Hotel on Shadow Lake: A Novel

Image of Hotel on Shadow Lake: A Novel
Author(s): 
Release Date: 
April 10, 2018
Publisher/Imprint: 
Thomas Dunne Books
Pages: 
256
Reviewed by: 

Martha Weisberg lives a carefully crafted existence. Her days run together one like another and she finds this predictability comforting. But when the Berlin Wall comes down in 1990 and a mysterious letter arrives at her door, her comfortable life comes crashing down and the secrets she fought hard to suppress bubble up to the surface.

In her debut novel, Hotel on Shadow Lake, Daniela Tully effortlessly guides her readers from 1990 Munich, back to the Germany of 1938 and the atrocities of the Third Reich. Then in 2017 Martha’s story is picked up by her granddaughter, Maya, who travels to New York State where Martha’s remains have inexplicably been discovered 27 years later.

Maya is much like her grandmother. She likes things calm and predictable. Unable to have close, intimate connections she languishes at a failing bookstore. But when her father tells her where her grandmother has been found, she forces herself to go to New York to try and understand why her grandmother abandoned her all those years ago, and how she ended up so far from home.

Once Maya arrives in New York, she learns that her grandmother was murdered. The Montgomery Hotel, where Martha was last seen, is the perfect setting for a tale of mystery and suspense. Isolated, with closed-off hallways, sinister owners, a specter who seems to haunt the periphery of Maya’s consciousness, and dense, spooky woods, it is the perfect set-up for a little gothic terror, and Tully does not disappoint.

As Maya investigates the hotel, and its owners, she discovers that they have a few secrets of their own. But when she realizes that Ben, the guy she has fallen for, is part of the Montgomery family, things become complicated . . . and more than a little dangerous.

While Hotel on Shadow Lake is mainly based 27 years after her death, the story is really the story of Martha Weisberg.
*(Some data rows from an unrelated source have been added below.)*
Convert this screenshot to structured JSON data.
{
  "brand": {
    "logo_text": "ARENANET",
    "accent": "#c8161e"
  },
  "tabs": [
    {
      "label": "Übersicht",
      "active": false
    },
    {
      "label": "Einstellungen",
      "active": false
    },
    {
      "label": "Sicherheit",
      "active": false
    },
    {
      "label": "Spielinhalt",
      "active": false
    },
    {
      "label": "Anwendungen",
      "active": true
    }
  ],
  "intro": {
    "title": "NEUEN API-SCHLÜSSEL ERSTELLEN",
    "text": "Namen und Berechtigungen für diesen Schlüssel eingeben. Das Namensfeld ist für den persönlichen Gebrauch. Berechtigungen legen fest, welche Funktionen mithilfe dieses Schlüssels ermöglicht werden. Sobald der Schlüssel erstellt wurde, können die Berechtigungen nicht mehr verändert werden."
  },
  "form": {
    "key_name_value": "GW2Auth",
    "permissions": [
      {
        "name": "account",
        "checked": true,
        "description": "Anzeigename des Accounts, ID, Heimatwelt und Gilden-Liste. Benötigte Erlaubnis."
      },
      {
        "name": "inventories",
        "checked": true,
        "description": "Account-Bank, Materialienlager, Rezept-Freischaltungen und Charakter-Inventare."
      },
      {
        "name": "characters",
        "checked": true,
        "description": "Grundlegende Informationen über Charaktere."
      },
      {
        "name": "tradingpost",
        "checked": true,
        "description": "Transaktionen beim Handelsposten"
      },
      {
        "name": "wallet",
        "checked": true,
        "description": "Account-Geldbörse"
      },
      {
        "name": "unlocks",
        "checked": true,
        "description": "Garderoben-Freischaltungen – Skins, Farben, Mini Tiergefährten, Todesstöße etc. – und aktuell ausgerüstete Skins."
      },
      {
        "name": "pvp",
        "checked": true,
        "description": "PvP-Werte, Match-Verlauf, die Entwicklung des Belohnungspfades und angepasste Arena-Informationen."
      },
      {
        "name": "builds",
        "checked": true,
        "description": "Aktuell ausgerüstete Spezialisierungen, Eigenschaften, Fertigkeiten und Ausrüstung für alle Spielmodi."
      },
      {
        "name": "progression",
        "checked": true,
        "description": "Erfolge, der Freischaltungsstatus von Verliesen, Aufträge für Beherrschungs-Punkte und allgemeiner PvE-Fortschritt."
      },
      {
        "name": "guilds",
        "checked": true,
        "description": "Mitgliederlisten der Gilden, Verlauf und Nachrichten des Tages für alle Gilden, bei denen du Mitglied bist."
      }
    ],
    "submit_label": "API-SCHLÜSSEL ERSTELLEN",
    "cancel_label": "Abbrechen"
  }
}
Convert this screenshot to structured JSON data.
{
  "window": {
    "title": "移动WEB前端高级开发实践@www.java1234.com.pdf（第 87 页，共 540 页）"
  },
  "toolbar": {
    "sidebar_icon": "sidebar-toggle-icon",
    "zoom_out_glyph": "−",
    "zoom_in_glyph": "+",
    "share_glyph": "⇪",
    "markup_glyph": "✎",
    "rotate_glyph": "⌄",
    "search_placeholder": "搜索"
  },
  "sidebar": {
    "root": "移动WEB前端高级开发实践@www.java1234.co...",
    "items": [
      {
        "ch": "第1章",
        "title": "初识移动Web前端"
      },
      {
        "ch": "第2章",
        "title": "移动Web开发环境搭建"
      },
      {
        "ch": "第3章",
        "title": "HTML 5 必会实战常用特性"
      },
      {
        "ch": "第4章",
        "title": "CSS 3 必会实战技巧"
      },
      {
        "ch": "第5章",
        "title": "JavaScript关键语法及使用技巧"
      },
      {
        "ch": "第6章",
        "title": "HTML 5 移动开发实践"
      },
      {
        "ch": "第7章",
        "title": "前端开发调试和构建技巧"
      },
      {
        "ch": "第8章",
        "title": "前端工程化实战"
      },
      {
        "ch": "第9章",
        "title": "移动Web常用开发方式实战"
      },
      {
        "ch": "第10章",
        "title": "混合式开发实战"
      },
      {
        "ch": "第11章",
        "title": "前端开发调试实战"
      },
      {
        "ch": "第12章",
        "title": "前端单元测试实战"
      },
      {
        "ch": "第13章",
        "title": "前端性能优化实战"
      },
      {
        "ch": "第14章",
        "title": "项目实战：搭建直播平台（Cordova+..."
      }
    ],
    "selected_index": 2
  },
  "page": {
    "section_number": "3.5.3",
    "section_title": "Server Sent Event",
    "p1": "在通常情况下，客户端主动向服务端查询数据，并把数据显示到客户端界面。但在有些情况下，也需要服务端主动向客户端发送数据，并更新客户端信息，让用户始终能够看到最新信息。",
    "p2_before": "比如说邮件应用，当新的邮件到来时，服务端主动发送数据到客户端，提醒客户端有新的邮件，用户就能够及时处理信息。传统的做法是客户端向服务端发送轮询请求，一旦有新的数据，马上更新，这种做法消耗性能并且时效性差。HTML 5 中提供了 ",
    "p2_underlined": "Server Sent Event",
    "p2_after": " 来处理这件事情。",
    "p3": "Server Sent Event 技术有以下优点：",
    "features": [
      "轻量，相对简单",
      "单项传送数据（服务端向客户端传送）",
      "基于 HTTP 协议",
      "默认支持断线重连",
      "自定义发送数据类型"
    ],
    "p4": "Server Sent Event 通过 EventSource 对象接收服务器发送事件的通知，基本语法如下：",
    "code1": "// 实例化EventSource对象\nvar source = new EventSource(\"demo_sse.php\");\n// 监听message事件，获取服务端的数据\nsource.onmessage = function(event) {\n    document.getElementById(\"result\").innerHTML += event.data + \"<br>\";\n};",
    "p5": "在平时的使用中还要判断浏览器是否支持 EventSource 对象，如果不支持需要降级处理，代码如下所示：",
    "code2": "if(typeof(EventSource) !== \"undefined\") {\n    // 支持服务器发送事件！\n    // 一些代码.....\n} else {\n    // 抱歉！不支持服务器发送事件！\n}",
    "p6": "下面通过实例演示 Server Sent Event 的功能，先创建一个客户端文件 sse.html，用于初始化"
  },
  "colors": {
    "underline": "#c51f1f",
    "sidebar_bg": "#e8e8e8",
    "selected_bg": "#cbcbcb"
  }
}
Tully’s writing shines brightest in her descriptions of the horrors of life under the Third Reich for a free-thinking woman. The expectations for beauty, homemaking, and enlarging the ranks of the Nazi regime by birth are painstakingly detailed. The danger and suspense keep you turning the page and you cringe witnessing the abuse and torture endured by those who stood against evil.

Reminiscent of Stoker’s Dracula, Tully employs a variety of media to tell her story —letters, old historical pamphlets, and journals—and, while this could be clumsy, she pulls it off brilliantly. The pace for fitting together the puzzle pieces is good and the story does not get mired down. While those mystery purists may feel a sense of frustration with the fact that the clues in the story are almost always simply handed to Maya, it is important to remember she is no detective. She didn’t go to New York to discover a murderer; rather she went to discover her grandmother who, as it turns out, was pretty remarkable.

Maya discovers her grandmother had many secrets, and these secrets are what defined Martha Weisberg. As Maya unearths her grandmother’s life story, and learns of her remarkable strength and loyalty, she also learns a bit about herself in the process. This knowledge ultimately enables her to live a richer and fuller life. The last thing Martha Weisberg ever said to her granddaughter was, “Do for me what I couldn’t,” and as Maya begins to understand the strength and dignity that defined her grandmother’s life, she finds the strength to do just that.

While Hotel on Shadow Lake has all the elements of a good mystery, a gothic horror, and historical fiction, in the end, it is ultimately a study of family and connection. It is a sobering reminder that good, ordinary people can easily get caught up in bad, evil ideologies, and it is an affirmation that love never dies.